Por outro lado, no domingo de manhã, dois dias depois da morte de Jesus, algumas
mulheres compraram perfumes e foram ao sepulcro para embalsamar o corpo (Mc
16,1; Lc 24,1), reforçando a idéia de que estava ali provisoriamente. João
(20,1-2) relata que somente Maria Madalena foi ao sepulcro, sem dizer o motivo,
que ao encontrá-lo vazio, diz: “levaram o Senhor do sepulcro e não sabemos onde
o puseram”, ou seja, falou exatamente o que seria de se esperar para uma
situação provisória.
Quem vai nos tirar desse impasse? Em Atos (16,7) Paulo e Timóteo tentam entrar
na Bitínia, aí diz o texto: “mas o Espírito de Jesus os impediu”. Em 2Cor 3,17,
Paulo afirma: “O Senhor é Espírito”. Pedro já nos diz que Jesus: “...sofreu a
morte em seu corpo, mas recebeu vida pelo Espírito” (1Pe 3,18) e mais adiante
nos dá outra informação dizendo que Jesus foi pregar o Evangelho aos mortos (1Pe
4,4-6), o que Jesus só poderia ter feito em Espírito. Assim, tudo se converge
para a idéia de que Jesus, após sua morte, ressuscitou em Espírito.
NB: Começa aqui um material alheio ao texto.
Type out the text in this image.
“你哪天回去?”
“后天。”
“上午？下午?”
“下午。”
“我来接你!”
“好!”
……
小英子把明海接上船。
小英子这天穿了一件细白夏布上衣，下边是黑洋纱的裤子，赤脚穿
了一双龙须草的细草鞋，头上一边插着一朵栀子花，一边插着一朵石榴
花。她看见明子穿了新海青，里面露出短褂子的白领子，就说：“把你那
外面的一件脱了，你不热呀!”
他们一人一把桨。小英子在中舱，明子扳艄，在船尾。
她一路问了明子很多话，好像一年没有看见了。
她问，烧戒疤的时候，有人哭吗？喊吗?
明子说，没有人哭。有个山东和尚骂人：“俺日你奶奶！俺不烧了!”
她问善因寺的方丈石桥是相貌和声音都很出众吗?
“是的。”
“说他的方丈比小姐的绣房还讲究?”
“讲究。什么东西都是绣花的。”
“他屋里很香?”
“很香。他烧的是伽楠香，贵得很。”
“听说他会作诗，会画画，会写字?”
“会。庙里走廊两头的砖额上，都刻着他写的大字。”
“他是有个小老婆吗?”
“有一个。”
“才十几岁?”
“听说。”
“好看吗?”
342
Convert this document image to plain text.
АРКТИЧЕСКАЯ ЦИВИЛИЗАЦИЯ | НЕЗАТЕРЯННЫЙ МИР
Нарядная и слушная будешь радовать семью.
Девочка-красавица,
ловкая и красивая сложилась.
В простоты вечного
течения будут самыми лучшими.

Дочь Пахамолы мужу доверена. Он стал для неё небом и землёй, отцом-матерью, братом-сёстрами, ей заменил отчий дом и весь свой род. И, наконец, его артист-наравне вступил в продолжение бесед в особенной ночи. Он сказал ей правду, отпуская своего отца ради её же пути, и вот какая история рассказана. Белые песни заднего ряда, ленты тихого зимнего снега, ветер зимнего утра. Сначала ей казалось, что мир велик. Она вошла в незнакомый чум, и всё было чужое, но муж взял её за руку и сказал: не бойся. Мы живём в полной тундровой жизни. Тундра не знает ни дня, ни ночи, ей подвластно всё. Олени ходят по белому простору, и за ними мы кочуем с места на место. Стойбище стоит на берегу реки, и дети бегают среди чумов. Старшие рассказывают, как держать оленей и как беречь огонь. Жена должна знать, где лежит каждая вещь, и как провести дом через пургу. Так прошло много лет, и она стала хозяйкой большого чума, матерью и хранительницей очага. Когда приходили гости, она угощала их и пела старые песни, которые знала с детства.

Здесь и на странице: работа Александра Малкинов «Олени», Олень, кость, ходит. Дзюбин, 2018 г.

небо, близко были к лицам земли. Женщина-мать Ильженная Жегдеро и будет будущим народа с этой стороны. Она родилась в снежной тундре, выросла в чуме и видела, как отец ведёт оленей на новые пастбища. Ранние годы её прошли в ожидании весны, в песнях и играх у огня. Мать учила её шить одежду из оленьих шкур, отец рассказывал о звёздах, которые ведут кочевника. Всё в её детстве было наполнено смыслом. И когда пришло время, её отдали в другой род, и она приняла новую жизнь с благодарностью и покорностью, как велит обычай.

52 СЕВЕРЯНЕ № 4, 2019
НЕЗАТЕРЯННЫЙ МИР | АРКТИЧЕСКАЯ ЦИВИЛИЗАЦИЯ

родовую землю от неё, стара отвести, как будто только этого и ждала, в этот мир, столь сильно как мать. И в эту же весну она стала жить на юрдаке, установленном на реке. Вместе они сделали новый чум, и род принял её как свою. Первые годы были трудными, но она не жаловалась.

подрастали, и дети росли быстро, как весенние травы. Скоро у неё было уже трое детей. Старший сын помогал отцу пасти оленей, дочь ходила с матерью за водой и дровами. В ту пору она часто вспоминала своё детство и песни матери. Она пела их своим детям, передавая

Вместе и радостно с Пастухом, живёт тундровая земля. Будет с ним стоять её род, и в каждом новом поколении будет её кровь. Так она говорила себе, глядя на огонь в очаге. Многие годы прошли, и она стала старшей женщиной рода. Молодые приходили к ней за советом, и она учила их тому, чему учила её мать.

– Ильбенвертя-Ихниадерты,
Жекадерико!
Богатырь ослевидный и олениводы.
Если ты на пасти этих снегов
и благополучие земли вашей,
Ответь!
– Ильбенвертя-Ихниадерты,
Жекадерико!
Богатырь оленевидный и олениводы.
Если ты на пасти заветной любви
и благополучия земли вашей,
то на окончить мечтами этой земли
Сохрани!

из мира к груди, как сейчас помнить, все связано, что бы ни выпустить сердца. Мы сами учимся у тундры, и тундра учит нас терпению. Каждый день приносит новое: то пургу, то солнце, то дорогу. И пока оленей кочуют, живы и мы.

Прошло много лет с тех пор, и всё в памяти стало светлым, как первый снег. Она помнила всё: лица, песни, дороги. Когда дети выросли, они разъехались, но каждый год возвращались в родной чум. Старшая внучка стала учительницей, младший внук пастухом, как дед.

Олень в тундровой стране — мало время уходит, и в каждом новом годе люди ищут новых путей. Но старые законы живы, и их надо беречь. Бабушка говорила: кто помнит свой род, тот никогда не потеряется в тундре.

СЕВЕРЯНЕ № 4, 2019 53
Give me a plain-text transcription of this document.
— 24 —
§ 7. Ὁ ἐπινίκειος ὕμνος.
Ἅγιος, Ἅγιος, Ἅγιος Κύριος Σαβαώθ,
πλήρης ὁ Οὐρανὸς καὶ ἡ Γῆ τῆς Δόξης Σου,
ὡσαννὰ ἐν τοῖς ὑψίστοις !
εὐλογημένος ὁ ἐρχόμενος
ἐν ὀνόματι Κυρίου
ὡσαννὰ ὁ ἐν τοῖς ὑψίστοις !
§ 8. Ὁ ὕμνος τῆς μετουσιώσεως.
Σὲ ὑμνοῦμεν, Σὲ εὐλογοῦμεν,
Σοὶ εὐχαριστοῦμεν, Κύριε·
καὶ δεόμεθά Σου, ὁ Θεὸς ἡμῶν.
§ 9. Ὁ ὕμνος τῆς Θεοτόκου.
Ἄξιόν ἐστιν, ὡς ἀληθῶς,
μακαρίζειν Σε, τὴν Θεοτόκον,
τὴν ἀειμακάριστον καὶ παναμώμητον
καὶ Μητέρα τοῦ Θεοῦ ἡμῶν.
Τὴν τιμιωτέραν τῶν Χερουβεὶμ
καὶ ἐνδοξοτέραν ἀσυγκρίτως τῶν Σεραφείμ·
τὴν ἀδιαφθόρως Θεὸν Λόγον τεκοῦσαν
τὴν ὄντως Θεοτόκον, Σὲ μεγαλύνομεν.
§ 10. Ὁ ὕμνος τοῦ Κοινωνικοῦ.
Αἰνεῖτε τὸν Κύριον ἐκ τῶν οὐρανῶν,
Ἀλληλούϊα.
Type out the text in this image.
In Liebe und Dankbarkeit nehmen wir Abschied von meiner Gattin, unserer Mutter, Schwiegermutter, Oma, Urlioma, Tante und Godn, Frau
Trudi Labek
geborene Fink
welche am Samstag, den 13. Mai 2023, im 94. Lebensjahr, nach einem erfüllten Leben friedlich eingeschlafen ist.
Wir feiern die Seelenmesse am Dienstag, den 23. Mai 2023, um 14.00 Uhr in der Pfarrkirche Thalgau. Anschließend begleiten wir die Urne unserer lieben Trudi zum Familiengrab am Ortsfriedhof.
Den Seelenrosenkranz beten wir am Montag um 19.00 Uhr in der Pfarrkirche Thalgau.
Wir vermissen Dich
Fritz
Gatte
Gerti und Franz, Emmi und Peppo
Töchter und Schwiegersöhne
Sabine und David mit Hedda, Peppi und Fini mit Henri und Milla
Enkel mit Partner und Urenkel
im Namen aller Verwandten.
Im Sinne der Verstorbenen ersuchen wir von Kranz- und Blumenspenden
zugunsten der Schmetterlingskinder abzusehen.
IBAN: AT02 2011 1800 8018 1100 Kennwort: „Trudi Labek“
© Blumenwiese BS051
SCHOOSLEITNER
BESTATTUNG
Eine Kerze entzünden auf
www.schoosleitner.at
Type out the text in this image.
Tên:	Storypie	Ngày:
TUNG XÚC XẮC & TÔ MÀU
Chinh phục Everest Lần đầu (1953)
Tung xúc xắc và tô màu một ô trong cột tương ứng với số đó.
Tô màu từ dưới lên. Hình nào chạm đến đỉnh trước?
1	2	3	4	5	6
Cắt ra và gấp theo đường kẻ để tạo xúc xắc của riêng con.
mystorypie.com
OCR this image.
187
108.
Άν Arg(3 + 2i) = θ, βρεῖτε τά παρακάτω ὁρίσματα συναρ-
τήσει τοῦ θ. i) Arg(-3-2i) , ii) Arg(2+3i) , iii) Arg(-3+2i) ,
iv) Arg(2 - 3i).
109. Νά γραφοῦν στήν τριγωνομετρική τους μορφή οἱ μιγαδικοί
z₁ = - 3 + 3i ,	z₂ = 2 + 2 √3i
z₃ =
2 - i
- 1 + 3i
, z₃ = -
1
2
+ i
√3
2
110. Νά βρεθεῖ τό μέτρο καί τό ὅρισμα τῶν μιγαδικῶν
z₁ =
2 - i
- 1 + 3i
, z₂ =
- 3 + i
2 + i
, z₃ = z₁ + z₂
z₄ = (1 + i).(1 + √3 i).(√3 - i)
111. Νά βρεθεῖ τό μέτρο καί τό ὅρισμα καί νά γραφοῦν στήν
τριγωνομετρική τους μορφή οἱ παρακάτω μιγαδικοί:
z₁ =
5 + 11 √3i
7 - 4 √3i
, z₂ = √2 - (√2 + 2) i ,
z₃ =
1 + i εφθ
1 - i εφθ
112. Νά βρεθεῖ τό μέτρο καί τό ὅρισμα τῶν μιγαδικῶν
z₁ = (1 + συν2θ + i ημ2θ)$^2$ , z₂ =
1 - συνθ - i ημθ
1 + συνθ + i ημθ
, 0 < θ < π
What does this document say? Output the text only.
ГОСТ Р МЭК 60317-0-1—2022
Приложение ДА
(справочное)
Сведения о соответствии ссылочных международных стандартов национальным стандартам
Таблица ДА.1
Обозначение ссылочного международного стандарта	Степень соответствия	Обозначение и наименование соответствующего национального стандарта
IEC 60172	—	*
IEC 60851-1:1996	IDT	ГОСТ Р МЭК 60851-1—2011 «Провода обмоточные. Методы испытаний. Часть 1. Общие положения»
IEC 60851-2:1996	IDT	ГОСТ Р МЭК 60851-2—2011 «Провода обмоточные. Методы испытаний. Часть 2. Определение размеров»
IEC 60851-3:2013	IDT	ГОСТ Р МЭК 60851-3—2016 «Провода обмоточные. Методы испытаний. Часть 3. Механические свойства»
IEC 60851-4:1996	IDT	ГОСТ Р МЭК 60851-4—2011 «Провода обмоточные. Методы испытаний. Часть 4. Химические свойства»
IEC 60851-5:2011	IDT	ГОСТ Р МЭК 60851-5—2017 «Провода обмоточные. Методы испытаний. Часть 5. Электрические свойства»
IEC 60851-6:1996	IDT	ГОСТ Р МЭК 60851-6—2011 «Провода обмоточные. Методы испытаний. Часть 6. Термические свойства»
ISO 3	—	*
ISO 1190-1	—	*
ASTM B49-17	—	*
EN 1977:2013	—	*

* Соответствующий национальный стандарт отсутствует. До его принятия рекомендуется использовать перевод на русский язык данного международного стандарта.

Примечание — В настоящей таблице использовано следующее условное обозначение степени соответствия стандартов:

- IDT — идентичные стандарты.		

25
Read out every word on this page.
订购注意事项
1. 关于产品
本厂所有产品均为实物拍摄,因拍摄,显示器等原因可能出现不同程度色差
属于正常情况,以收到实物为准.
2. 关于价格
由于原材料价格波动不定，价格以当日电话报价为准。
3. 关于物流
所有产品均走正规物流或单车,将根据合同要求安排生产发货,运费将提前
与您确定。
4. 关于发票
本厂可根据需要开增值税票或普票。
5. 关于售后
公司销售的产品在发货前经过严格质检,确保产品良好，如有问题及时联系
A conclusão final, portanto, fica-nos que a ressurreição contida na Bíblia é a
do Espírito e não do corpo. E sendo a do Espírito teremos também que,
forçosamente, admitir a comunicação dos “mortos” com os vivos, conforme o
acontecido com o próprio Jesus após sua morte.
Fica aí ainda evidenciada a necessidade de uma exegese mais realista dos fatos
acontecidos, já que o que os teólogos nos colocaram não condiz com a realidade.
Bibliografia:
Bíblia Sagrada, São Paulo, Edições Paulinas, 1980.
Bíblia Sagrada, São Paulo, Paulus, 1990.